Kapolda Kepri Dapat Laporan Buruh Berunjuk Rasa pada 2 Desember

Anwar Sadat Guna    •    Selasa, 29 Nov 2016 20:24 WIB
unjuk rasa
Kapolda Kepri Dapat Laporan Buruh Berunjuk Rasa pada 2 Desember
Gelar pasukan untuk mengamankan aksi 2 Desember di Kepri, MTVN - Anwar Sadat Guna

Metrotvnews.com, Batam: Polda Kepulauan Riau (Kepri) menyiagakan 1.300 personel gabungan polisi dan TNI. Mereka bertugas mengamankan Kepri dari tindakan anarkistis yang berpotensi terjadi pada aksi bela Islam Jilid III pada 2 Desember.

Kapolda Kepri Brigjen Pol Sam Budigusdian menggelar apel pasukan di Lapangan Engku Putri, Batam Centre, Kepri, Selasa 29 November. Selain Polri dan TNI, apel juga dikuti Satpol PP, petugas bea cukai, organisasi kepemudaan, dan organisasi masyarakat.

"Kami tegaskan, tidak boleh ada kegiatan yang mengganggu keamanan. Terkait aksi unjuk rasa, hanya buruh yang baru menyampaikan akan turun pada 2 Desember nanti," kata Sam dalam upacara.

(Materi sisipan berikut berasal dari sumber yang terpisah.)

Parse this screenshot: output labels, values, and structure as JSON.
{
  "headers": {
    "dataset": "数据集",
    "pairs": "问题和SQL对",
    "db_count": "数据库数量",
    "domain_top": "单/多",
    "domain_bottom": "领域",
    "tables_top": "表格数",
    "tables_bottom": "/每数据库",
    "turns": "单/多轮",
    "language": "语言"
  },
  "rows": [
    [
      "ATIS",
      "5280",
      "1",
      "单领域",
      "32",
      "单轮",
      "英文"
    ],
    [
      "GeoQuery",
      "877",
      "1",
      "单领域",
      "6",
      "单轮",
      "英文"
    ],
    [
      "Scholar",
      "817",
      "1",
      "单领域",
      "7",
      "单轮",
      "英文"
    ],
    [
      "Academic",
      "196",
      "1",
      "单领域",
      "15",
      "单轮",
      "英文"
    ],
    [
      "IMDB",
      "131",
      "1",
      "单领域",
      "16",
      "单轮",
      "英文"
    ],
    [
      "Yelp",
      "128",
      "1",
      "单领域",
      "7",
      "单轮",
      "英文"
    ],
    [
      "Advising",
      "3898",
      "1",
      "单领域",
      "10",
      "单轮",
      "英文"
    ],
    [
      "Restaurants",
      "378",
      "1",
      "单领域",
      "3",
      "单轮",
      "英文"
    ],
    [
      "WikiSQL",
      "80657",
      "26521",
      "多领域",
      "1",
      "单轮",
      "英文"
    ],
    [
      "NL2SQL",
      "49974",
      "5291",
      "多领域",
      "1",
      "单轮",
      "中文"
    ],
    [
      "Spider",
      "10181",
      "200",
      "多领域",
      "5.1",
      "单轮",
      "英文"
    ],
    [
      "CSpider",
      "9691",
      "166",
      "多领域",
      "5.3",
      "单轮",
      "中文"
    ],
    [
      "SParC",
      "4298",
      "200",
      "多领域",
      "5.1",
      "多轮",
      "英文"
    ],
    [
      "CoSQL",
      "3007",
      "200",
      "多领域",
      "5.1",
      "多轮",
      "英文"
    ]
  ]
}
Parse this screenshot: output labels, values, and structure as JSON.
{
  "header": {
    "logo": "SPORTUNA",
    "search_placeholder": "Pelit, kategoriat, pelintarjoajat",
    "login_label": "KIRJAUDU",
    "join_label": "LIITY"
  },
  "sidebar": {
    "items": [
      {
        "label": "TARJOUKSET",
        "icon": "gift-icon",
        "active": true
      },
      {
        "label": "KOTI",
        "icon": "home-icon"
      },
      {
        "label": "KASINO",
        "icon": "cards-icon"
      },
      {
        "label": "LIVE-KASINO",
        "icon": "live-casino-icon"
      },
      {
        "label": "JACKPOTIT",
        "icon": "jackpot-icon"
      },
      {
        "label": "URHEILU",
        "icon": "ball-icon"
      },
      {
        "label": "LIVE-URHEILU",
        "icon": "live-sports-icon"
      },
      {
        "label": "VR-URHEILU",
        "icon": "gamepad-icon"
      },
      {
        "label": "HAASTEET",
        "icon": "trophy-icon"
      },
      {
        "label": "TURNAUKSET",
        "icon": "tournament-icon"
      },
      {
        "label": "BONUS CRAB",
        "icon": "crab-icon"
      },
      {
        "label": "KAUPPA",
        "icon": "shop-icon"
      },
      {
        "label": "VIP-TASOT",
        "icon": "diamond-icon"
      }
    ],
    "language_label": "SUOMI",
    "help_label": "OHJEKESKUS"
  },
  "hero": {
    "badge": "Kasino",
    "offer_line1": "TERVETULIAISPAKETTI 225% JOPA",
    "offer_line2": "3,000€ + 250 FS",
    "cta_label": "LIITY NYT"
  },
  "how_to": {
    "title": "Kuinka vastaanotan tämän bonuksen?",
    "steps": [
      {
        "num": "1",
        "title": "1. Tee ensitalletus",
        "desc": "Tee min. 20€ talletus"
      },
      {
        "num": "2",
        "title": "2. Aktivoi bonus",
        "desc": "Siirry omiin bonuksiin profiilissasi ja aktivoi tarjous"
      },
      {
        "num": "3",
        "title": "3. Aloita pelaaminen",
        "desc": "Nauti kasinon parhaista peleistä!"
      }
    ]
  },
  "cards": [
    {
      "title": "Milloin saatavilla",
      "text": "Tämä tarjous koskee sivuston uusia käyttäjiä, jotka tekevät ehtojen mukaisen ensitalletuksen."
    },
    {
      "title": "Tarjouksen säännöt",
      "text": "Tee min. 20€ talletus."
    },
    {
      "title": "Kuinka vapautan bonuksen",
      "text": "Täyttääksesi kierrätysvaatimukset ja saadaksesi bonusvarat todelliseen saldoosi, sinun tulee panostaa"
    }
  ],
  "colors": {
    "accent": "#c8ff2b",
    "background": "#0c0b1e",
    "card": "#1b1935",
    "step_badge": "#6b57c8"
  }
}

Selain kelompok buruh, kata Sam, ia belum menerima laporan pengerahan massa untuk berunjuk rasa pada 2 Desember. Namun bila ada, ia meminta anggotanya mencegah kelompok massa berunjuk rasa di Jakarta.

"Kalau ingin menyampaikan aspirasi bisa di sini (Batam). Kami juga siap menggelar doa bersama dengan masyarakat," ujarnya. 

Gubernur Kepri Nurdin Basirun menambahkan, kondusivitas Batam yang sudah terjaga baik selama ini kiranya dapat dipertahankan. Dengan terjaganya keamanan, kata Nurdin, masyarakat Batam dapat melakukan aktivitasnya dengan baik. 

Komandan Korem 033/Wira Pratama Brigjen TNI Fachri mengimbau masyarakat agar tidak ikut berunjuk rasa ke Jakarta. Penyampaian aspirasi bisa dilakukan di Batam asalkan menjaga ketertiban. 

"Kami imbau masyatakat juga tetap tenang. Tidak mudah terprovokasi untuk ikut turun ke jalan berunjuk rasa," tegasnya. Dalam Apel Gelar Pasukan ini, Polda menerjunkan Tim Gegana, Brimob Polda, dan pasukan anti huru hara.

Turut hadir dalam gelar pasukan Komandan Lantamal IV Laksma TNI S Irawan, Komandan Marinir Satria Bumi Yudha Letkol Lumban Gaol, Kabid P2 Bea Cukai R Evi, Wakil Wali Kota Batam Amsakar Achmad, Ketua DPRD Batam Nuryanto, dan unsur muspida lainnya.